Gone Girl (2014)

Opinion.

My advice: read the novel (reviewed elsewhere in this blog) before you see the movie. Gillian Flynn has written a classic novel of our day, a novel better than any other contemporary novel I can think of, its major competitor being Britisher Ian McEwan’s lacerating Solar.

Flynn has not said much publicly about her novel, an immensely popular book which has sold over eight million copies; however, she appeared a few days ago (10/5/14) on Charlie Rose, along with the principals of the movie version, Director David Fincher and lead actors Rosamund Pike and Ben Affleck, and said these things: “(I write about) what media is doing to society”; “(We live in) a media-saturated world”; “…media might as well be a third character” in Gone Girl (in addition to the main characters, Nick Dunne [Affleck] and Amy Dunne [Pike]).

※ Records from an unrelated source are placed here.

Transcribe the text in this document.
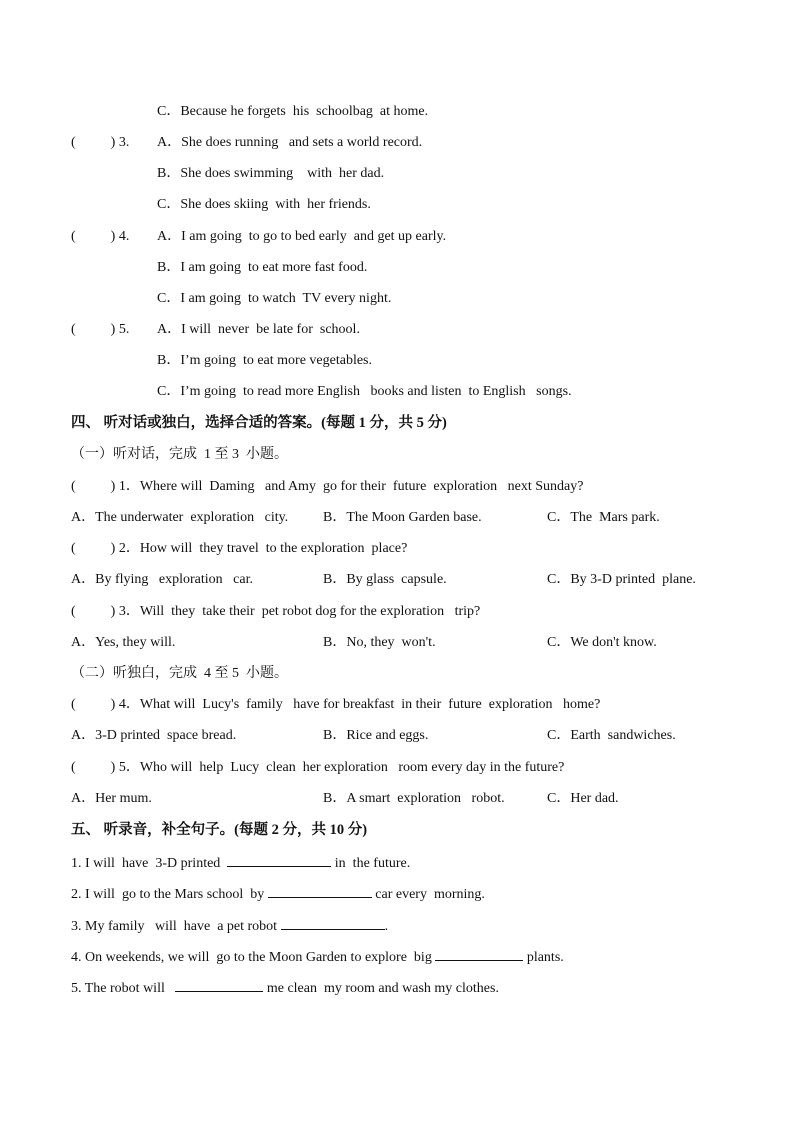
C．Because he forgets  his  schoolbag  at home.
(          ) 3. A．She does running   and sets a world record.
B．She does swimming    with  her dad.
C．She does skiing  with  her friends.
(          ) 4. A．I am going  to go to bed early  and get up early.
B．I am going  to eat more fast food.
C．I am going  to watch  TV every night.
(          ) 5. A．I will  never  be late for  school.
B．I’m going  to eat more vegetables.
C．I’m going  to read more English   books and listen  to English   songs.
四、 听对话或独白，选择合适的答案。(每题 1 分，共 5 分)
（一）听对话，完成  1 至 3  小题。
(          ) 1．Where will  Daming   and Amy  go for their  future  exploration   next Sunday?
A．The underwater  exploration   city. B．The Moon Garden base.	C．The  Mars park.
(          ) 2．How will  they travel  to the exploration  place?
A．By flying   exploration   car.	B．By glass  capsule.	C．By 3-D printed  plane.
(          ) 3．Will  they  take their  pet robot dog for the exploration   trip?
A．Yes, they will.	B．No, they  won't.	C．We don't know.
（二）听独白，完成  4 至 5  小题。
(          ) 4．What will  Lucy's  family   have for breakfast  in their  future  exploration   home?
A．3-D printed  space bread.	B．Rice and eggs.	C．Earth  sandwiches.
(          ) 5．Who will  help  Lucy  clean  her exploration   room every day in the future?
A．Her mum.	B．A smart  exploration   robot.	C．Her dad.
五、 听录音，补全句子。(每题 2 分，共 10 分)
1. I will  have  3-D printed	in  the future.
2. I will  go to the Mars school  by	car every  morning.
3. My family   will  have  a pet robot	.
4. On weekends, we will  go to the Moon Garden to explore  big	plants.
5. The robot will	me clean  my room and wash my clothes.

Flynn, who wrote the screenplay for the movie version, has not been able to bring over to the film her brilliant novelistic satire of the “media-saturated world.” The frame of her highly satisfying savage novel is loosely fashioned on the Scott Peterson murder case of approximately a decade ago, a media circus, a schlockfest galore. The crime at the center of the novel Gone Girl is brilliantly novel–the perpetrator, one of the Dunnes, punishes the other spouse for tiring of their marriage by setting up that spouse to be devoured in a media piranha frenzy, the frame-up accomplished by a shrewd set of “clues” designed to bring into the life of the victim spouse the world of Nancy Grace, Barbara Walters, Drs Phil/Oz/Gupta/Drew/Besser/Stork, plus Maury, Giraldo, Van Sustern et al. Flynn paid her dues here by working at Entertainment Weekly, a schlock rag without peer featuring celebrity worship and tabloid schadenfreude.

The movies Network and Wag the Dog show that it is possible to satirize the media; yet you have to believe that Flynn’s problem in the movie is the intense predominant caution of Hollywood which makes those two satires rare indeed: said in public, “the customer is always right”; in private (thanks to H.L. Mencken) “Nobody ever went broke underestimating the intelligence of the American public.” This all means that in Hollywood you seldom beat up the media because the audience of the media (i.e., your audience) loves schlock. Some good writers have learned this lesson painfully.

It’s a different story in a novel (and usually in all senses). In the novel, the laughter Flynn inspires in her readers is wonderfully liberating and pleasing. Great satirists–Cervantes, Swift, Twain, Carroll–each have their own unique and special humor; Flynn’s is just the catharsis for these days.  At the same time, her novel, like other piercing satires, dawns as most serious: it dramatizes that ultimately the “media saturation” we experience now is a seriously corrupting force, one of the deepest issues of the time. But screenwriter Flynn manages only to bring to the movie some hints of the great satire in her novel. She quietly clues us, quietly because of the de facto censorship in Tinsletown.

I found five quiet clues which flash past quickly, clues for which Flynn wants us to be alert:  1) The attitude of police officer Jim Gilpin, partner of detective Rhonda Boney, and seldom seen. He is heavily influenced by the “media saturation.” He is a minor character but just the type whose intelligence you’ll never go broke underestimating. Watch his reactions. 2) The senior police official (unnamed) near the end of the movie who decides in a crowded official location that the crime case should be dropped. Flynn quietly makes you see why that police official so decides and why he shows irritation after detective Boney names a revealing inconsistency in the crime case itself which she has just noticed. 3) Watch for Noelle Hawthorne, a neighbor of the Dunnes and an “idiot” (so described by Amy Dunne) who is sure to be reading The National Enquirer in her leisure time. She is addicted to celebrity worship and tabloid prying. She is an archetype in the novel and one of a massive crowd of such personalities, a sure sign that Flynn doesn’t believe in “the wisdom of crowds” but the stupidity of crowds. 4) Look at the reactions of people in public places where TV screens are showing programs concerning the Dunnes. 5) Look for Nancy Grace and Barbara Walters, thinly disguised.

If you want to see more of how Flynn plants clues, here are two Google searches she hopes you’ll make as you read the novel: (i) Why does Amy refer to herself as “Madeleine Elster”? (ii) What does the name of the “celebrity lawyer” (played in the movie by Tyler Perry), “Tanner Bolt,” have to do with TV anchors Nancy Grace and Barbara Walters and their ilk? Google “Tanner Bolt.”

Flynn is a major talent dramatizing our times with great force. Gone Girl is a novel not to be missed. The movie is interesting as a case showing how difficult it is in today’s media circus to bring the News.